Болотов молчит. Горожанин развязал мешки. В двух мешках хром, в двух — шелк.
— Где взяли? — спрашивает Александр Самсонович.
— Где взял — там нет.
— Ладно.
Шофер стоял на подножке и через борт глядел в кузов.
— Обратно, — категорическим тоном произнес Горбунов.
Водитель юркнул в кабину. Поддал газу. Машина поползла влево, сдала назад, рванулась вперед и, набирая скорость, понеслась…
Ефим Барабанов, которого допрашивал Горожанин, твердил: вещи Болотова. Он попросил помочь довезти до Юргамыша, посадить в поезд. Больше он, Барабанов, ничего не знает. Где Болотов взял вещи и какие — разговора не было.
Поединок между Александром Самсоновичем и Иваном Болотовым затянулся. И хотя Болотов настойчиво отрицал причастность к краже, Горбунов улыбался. Он убежден: остальные вещи найдет, докажет вину, преступление будет раскрыто. А пока с Болотовым трудно вести разговор: ловчит изо всех сил.
— Не разумнее ли говорить правду, Иван, а?
— Повторяю: хром и шелк нашел у кладбища в яме, когда ходил поправлять крест на отцовской могиле.
— Учтите, проверять будем.
— Хоть сейчас.
— Место, где лежали вещи, можете показать?
— Покажу.
— Они были в этих мешках?
— Нет.
Александр Самсонович опять улыбнулся. Такой ответ он и ожидал. Ведь мешки наверняка Болотова, и признать, что добро находилось в них, значит признать вину. Но оперативник не огорчается. Такой ответ его тоже вполне устраивает, поможет отыскать истину.
— Во что же вещи были сложены?
— Так лежали. На траве.
— В беспорядке или аккуратно уложены?
— В одну кучу свалены.
— Какие лежали сверху, какие внизу?
— То ли я помню?
Иван Болотов начал нервничать. Горбунов заметил, как у него дергается правое веко.
Вопросы, на первый взгляд, мелкие, продолжают сыпаться:
— И ничем не были прикрыты?
— Почему? Сверху ветками забросаны.
— Какими: сухими, сырыми?
— Сухими.
— Березовыми, тополиными?
— Кустарник, знать-то.
— Кто еще знает о находке?
— Никто. Я пока с ума не спятил, чтобы трезвонить всем. Ведь за присвоение находки в кодексе тоже статья есть.
— Ты смотри-ка!
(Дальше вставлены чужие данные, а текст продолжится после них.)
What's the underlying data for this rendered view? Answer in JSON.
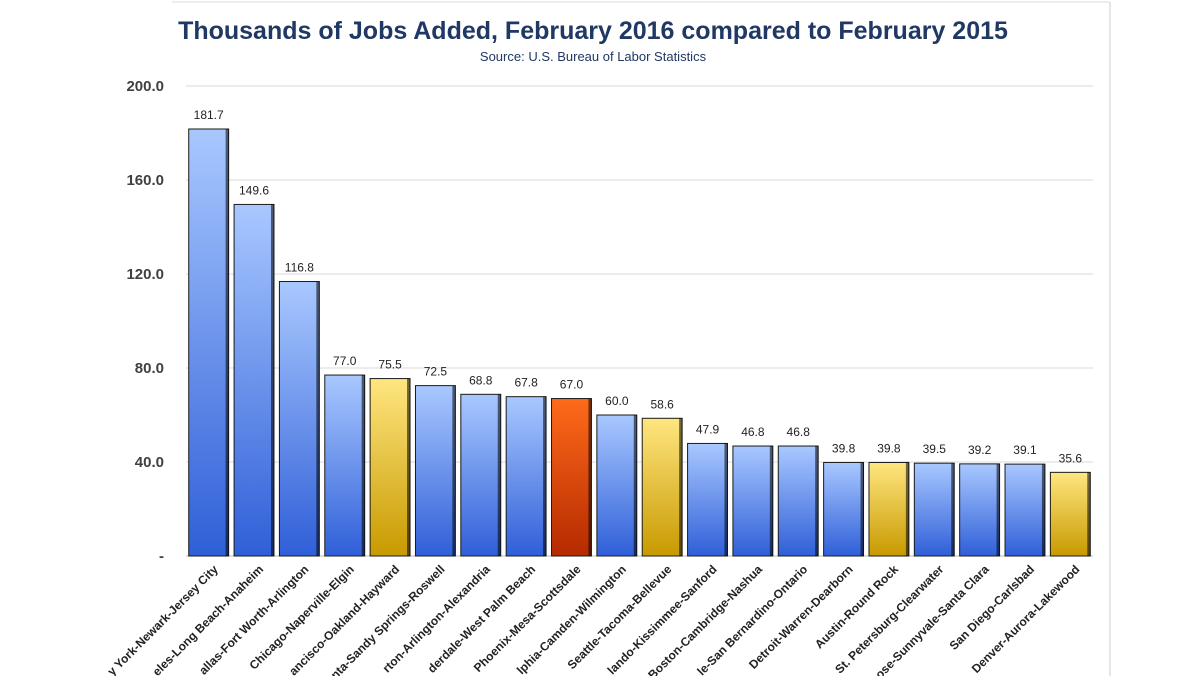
{
  "chart_data": {
    "type": "bar",
    "title": "Thousands of Jobs Added, February 2016 compared to February 2015",
    "subtitle": "Source: U.S. Bureau of Labor Statistics",
    "ylim": [
      0,
      200
    ],
    "yticks": [
      0,
      40,
      80,
      120,
      160,
      200
    ],
    "ytick_labels": [
      "-",
      "40.0",
      "80.0",
      "120.0",
      "160.0",
      "200.0"
    ],
    "grid": true,
    "categories": [
      "y York-Newark-Jersey City",
      "eles-Long Beach-Anaheim",
      "allas-Fort Worth-Arlington",
      "Chicago-Naperville-Elgin",
      "ancisco-Oakland-Hayward",
      "nta-Sandy Springs-Roswell",
      "rton-Arlington-Alexandria",
      "derdale-West Palm Beach",
      "Phoenix-Mesa-Scottsdale",
      "lphia-Camden-Wilmington",
      "Seattle-Tacoma-Bellevue",
      "lando-Kissimmee-Sanford",
      "Boston-Cambridge-Nashua",
      "le-San Bernardino-Ontario",
      "Detroit-Warren-Dearborn",
      "Austin-Round Rock",
      "St. Petersburg-Clearwater",
      "ose-Sunnyvale-Santa Clara",
      "San Diego-Carlsbad",
      "Denver-Aurora-Lakewood"
    ],
    "values": [
      181.7,
      149.6,
      116.8,
      77.0,
      75.5,
      72.5,
      68.8,
      67.8,
      67.0,
      60.0,
      58.6,
      47.9,
      46.8,
      46.8,
      39.8,
      39.8,
      39.5,
      39.2,
      39.1,
      35.6
    ],
    "value_labels": [
      "181.7",
      "149.6",
      "116.8",
      "77.0",
      "75.5",
      "72.5",
      "68.8",
      "67.8",
      "67.0",
      "60.0",
      "58.6",
      "47.9",
      "46.8",
      "46.8",
      "39.8",
      "39.8",
      "39.5",
      "39.2",
      "39.1",
      "35.6"
    ],
    "bar_colors": [
      "blue",
      "blue",
      "blue",
      "blue",
      "yellow",
      "blue",
      "blue",
      "blue",
      "orange",
      "blue",
      "yellow",
      "blue",
      "blue",
      "blue",
      "blue",
      "yellow",
      "blue",
      "blue",
      "blue",
      "yellow"
    ],
    "palette": {
      "blue": [
        "#a9c8ff",
        "#2f5fd8"
      ],
      "yellow": [
        "#ffe680",
        "#c89a00"
      ],
      "orange": [
        "#ff6a1a",
        "#b52a00"
      ]
    }
  }
}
Закон не хуже прокурора выштудировал! — Александр Самсонович опять улыбнулся, понял: Болотов согласен нести ответственность за находку. Но шалишь! Дело не находкой пахнет.
— Мешки чьи?
— Мои. Из дому взял.
— Шелк и хром мы с понятыми осматривали при вас. Так?
— Ну.
— Если вещи заваливались сверху сухими ветками, на них должно остаться хотя бы немножко мусора? Должно. Но мы ничего не обнаружили. Почему?
— Откуда я знаю.
— То-то же. У вас и у Барабанова придется делать обыск. Может, отпадет нужда ехать на кладбище.
Александр Самсонович пристально смотрит на Болотова, надеясь уловить признаки растерянности.
— Зачем пугать? — равнодушно отзывается допрашиваемый.
— Разве так пугают? Я открыл наши ближайшие действия, и только.
— Делайте. Дергайте нервы невинным. Кого надо — не видите.
Такие упреки Горбунову приходилось слышать и раньше. Поэтому к сказанному он отнесся хладнокровно.
— Поглядим, какие показания даст еще шофер.
— Роман? Он заехал за нами — и только.
— Но ведь вы заранее с ним договаривались?
— Ну и что?
— Так. Ничего. Да и Барабанов, пожалуй, умнее, — неопределенно обронил оперативник. Так он делает всегда, когда кого-нибудь отправляет в КПЗ. Пусть больше думает. Раздумья всегда проясняют мысли, иногда подталкивают к чистосердечному раскаиванию. А это вдвойне полезно: обществу и провинившемуся…
Обыск у Болотова длился около двух часов. Искали всюду. Александр Самсонович трудился добросовестно: весь дом обыскан детально, обследованы амбар, скотный двор, огород. Местами Горбунов с размаху всаживал острый тонкий лом в рыхлую землю, надеясь обнаружить тайник. Но все старания оказались напрасными.